Create a Simple MOTPipe

You can start by creating a MOTPipe that tokenizes input text and displays the result to the screen.

Important: A pipe is not thread safe. It is better to initialize one pipe for each thread, and to share resources.

This page discusses:

Create a MOTPipe in Java
Create a MOTPipe with an XML Configuration File
Process the Input Text
Code Sample

Create a MOTPipe in Java

Below is a code snippet that initializes the pipe named _pipe to do simple tokenization of text:

List<Tokenizer> tokenizers = new ArrayList<Tokenizer>();
tokenizers.add(new StandardTokenizer());
    MOTPipe pipe = LinguisticFactory.buildPipe(tokenizers, new NormalizerConfig(), 
new ArrayList<SemanticProcessor>());
System.out.println("Loading pipe...");
pipe.init();
System.out.println("Pipe loaded.");

Create a MOTPipe with an XML Configuration File

Creating a MOTPipe programmatically can be tedious task when its number of processors increases. It is more convenient to rely on an XML configuration file. For example:

<ling:MOTConfig xmlns="exa:com.exalead.linguistic.v10">
  <!-- Tokenizers -->
  <ling:StandardTokenizer />
  <!-- Normalizer -->
  <ling:NormalizerConfig />

  <!-- Semantic Processors -->
</ling:MOTConfig>

Then, you can load the MOTPipe as follows:

MOTPipe pipe = LinguisticFactory.buildPipe(pathToXMLFile);

Process the Input Text

To process the input text, declare the processing of a new document using the newDocument() method. It must be followed after processing by a call to endDocument(). These two calls can trigger some specific tasks from processors, for example, adding annotations directly at the document level.

The following snippet processes the provided string content. The language is unspecified (Language.XX), as only tokenization is done.

pipe.newDocument();
AnnotatedToken[] tokens = pipe.process(content, Language.XX);
print(tokens);
pipe.endDocument();

Code Sample

The following class uses the preceding code and displays the analysis result on the standard output stream.

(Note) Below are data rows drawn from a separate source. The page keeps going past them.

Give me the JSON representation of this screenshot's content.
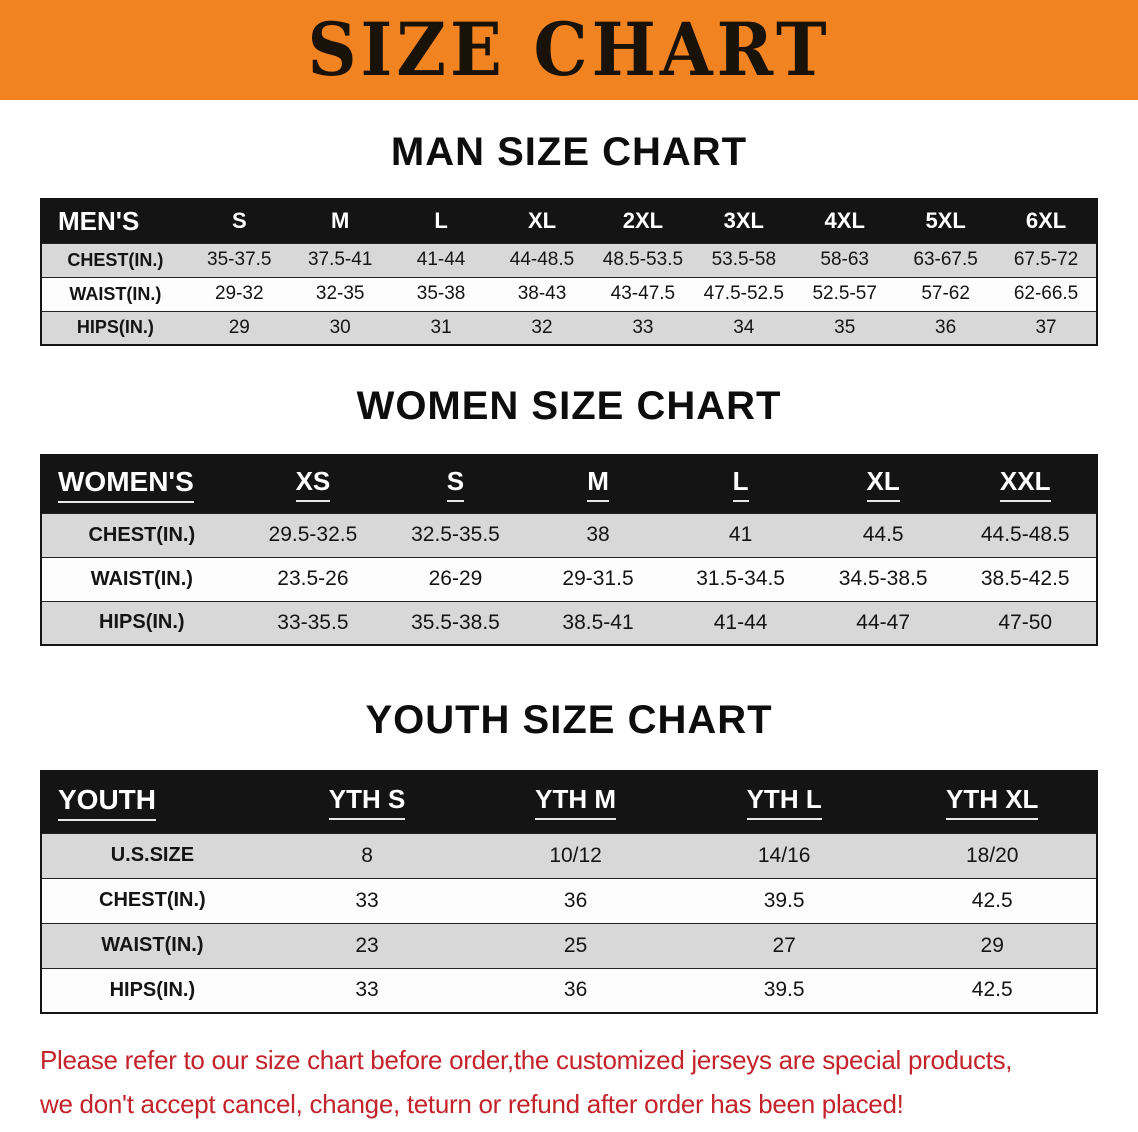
{
  "banner": {
    "title": "SIZE CHART",
    "bg_color": "#f28321",
    "text_color": "#181208"
  },
  "chart_data": [
    {
      "type": "table",
      "title": "MAN SIZE CHART",
      "columns": [
        "MEN'S",
        "S",
        "M",
        "L",
        "XL",
        "2XL",
        "3XL",
        "4XL",
        "5XL",
        "6XL"
      ],
      "rows": [
        [
          "CHEST(IN.)",
          "35-37.5",
          "37.5-41",
          "41-44",
          "44-48.5",
          "48.5-53.5",
          "53.5-58",
          "58-63",
          "63-67.5",
          "67.5-72"
        ],
        [
          "WAIST(IN.)",
          "29-32",
          "32-35",
          "35-38",
          "38-43",
          "43-47.5",
          "47.5-52.5",
          "52.5-57",
          "57-62",
          "62-66.5"
        ],
        [
          "HIPS(IN.)",
          "29",
          "30",
          "31",
          "32",
          "33",
          "34",
          "35",
          "36",
          "37"
        ]
      ]
    },
    {
      "type": "table",
      "title": "WOMEN SIZE CHART",
      "columns": [
        "WOMEN'S",
        "XS",
        "S",
        "M",
        "L",
        "XL",
        "XXL"
      ],
      "rows": [
        [
          "CHEST(IN.)",
          "29.5-32.5",
          "32.5-35.5",
          "38",
          "41",
          "44.5",
          "44.5-48.5"
        ],
        [
          "WAIST(IN.)",
          "23.5-26",
          "26-29",
          "29-31.5",
          "31.5-34.5",
          "34.5-38.5",
          "38.5-42.5"
        ],
        [
          "HIPS(IN.)",
          "33-35.5",
          "35.5-38.5",
          "38.5-41",
          "41-44",
          "44-47",
          "47-50"
        ]
      ]
    },
    {
      "type": "table",
      "title": "YOUTH SIZE CHART",
      "columns": [
        "YOUTH",
        "YTH S",
        "YTH M",
        "YTH L",
        "YTH XL"
      ],
      "rows": [
        [
          "U.S.SIZE",
          "8",
          "10/12",
          "14/16",
          "18/20"
        ],
        [
          "CHEST(IN.)",
          "33",
          "36",
          "39.5",
          "42.5"
        ],
        [
          "WAIST(IN.)",
          "23",
          "25",
          "27",
          "29"
        ],
        [
          "HIPS(IN.)",
          "33",
          "36",
          "39.5",
          "42.5"
        ]
      ]
    }
  ],
  "note": {
    "line1": "Please refer to our size chart before order,the customized jerseys are special products,",
    "line2": "we don't accept cancel, change, teturn or refund after order has been placed!",
    "color": "#c3232b"
  },
  "style": {
    "header_row_bg": "#141414",
    "alt_row_bg": "#d8d8d8"
  }
}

package com.exalead.mot.tutorial;

import java.io.BufferedReader;
import java.io.IOException;
import java.io.InputStreamReader;
import java.util.ArrayList;import java.util.List;

import com.exalead.lang.Language;
import com.exalead.linguistic.LinguisticFactory;
import com.exalead.linguistic.v10.NormalizerConfig;
import com.exalead.linguistic.v10.StandardTokenizer;
import com.exalead.linguistic.v10.Tokenizer;
import com.exalead.mot.core.MOTPipe;
import com.exalead.mot.v10.AnnotatedToken;
import com.exalead.mot.v10.Annotation;

public class Step1Tokenization {
    public static void main(String[] argv) throws IOException {
if (argv.length != 1) {
        System.err.println("usage: java com.exalead.mot.tutorial.Step1Tokenization /path/to/mot/config.xml");
        System.exit(1);
   }
        Step1Tokenization step1 = new Step1Tokenization();
        if (!step1.init(argv[0])) {
            return;
        }

        BufferedReader stdin = new BufferedReader(new InputStreamReader(System.in));
        try {
            while (true) {
                System.out.print("Enter a sentence to parse: ");
                step1.process(stdin.readLine());
            }
        } catch (IOException e) {
            step1._pipe.release();
        }
    }
    private MOTPipe _pipe;

    public Step1Tokenization() {
    }

public boolean init(String motConfigPath) {
        try {
            _pipe = LinguisticFactory.buildPipe(motConfigPath);
            System.out.println("Loading pipe...");
            _pipe.init();
            System.out.println("Pipe loaded.");
        } catch (Exception e) {
            e.printStackTrace();
            System.err.println("Could not load pipe: " + e.getMessage());
            return false;
        }
        return true;
    }

    private void print(AnnotatedToken[] tokens) {
        for (int i = 0; i < tokens.length; ++i) {
            AnnotatedToken tok = tokens[i];
            System.out.println(" Token[" + tok.token + "] kind[" + AnnotatedToken.nameOfKind(tok.kind) + "] 
lng[" + Language.name(tok.lang) + "] offset[" + tok.offset + "]");
            print(tok.annotations);
        }
    }
    private void print(Annotation[] annotations) {
        for (int j = 0; j < annotations.length; ++j) {
            Annotation ann = annotations[j];
            System.out.println(" Annotation[" + ann.displayForm + "] tag[" + ann.tag + "] nbTokens
[" + ann.nbTokens + "]");
        } 
   }

    public void process(String content) {
        _pipe.newDocument();
        AnnotatedToken[] tokens = _pipe.process(content, Language.XX);
        print(tokens);
        _pipe.endDocument();
    }
}

When you run it, you obtain an output similar to the following.

Loading pipe...
Pipe loaded.
Enter a sentence to parse: hello world
  Token[hello] kind[ALPHA] lng[xx] offset[0]
    Annotation[hello] tag[LOWERCASE] nbTokens[1]
    Annotation[hello] tag[NORMALIZE] nbTokens[1]
  Token[ ] kind[SEP_SPACE] lng[xx] offset[5]
  Token[world] kind[ALPHA] lng[xx] offset[6]
    Annotation[world] tag[LOWERCASE] nbTokens[1]
    Annotation[world] tag[NORMALIZE] nbTokens[1]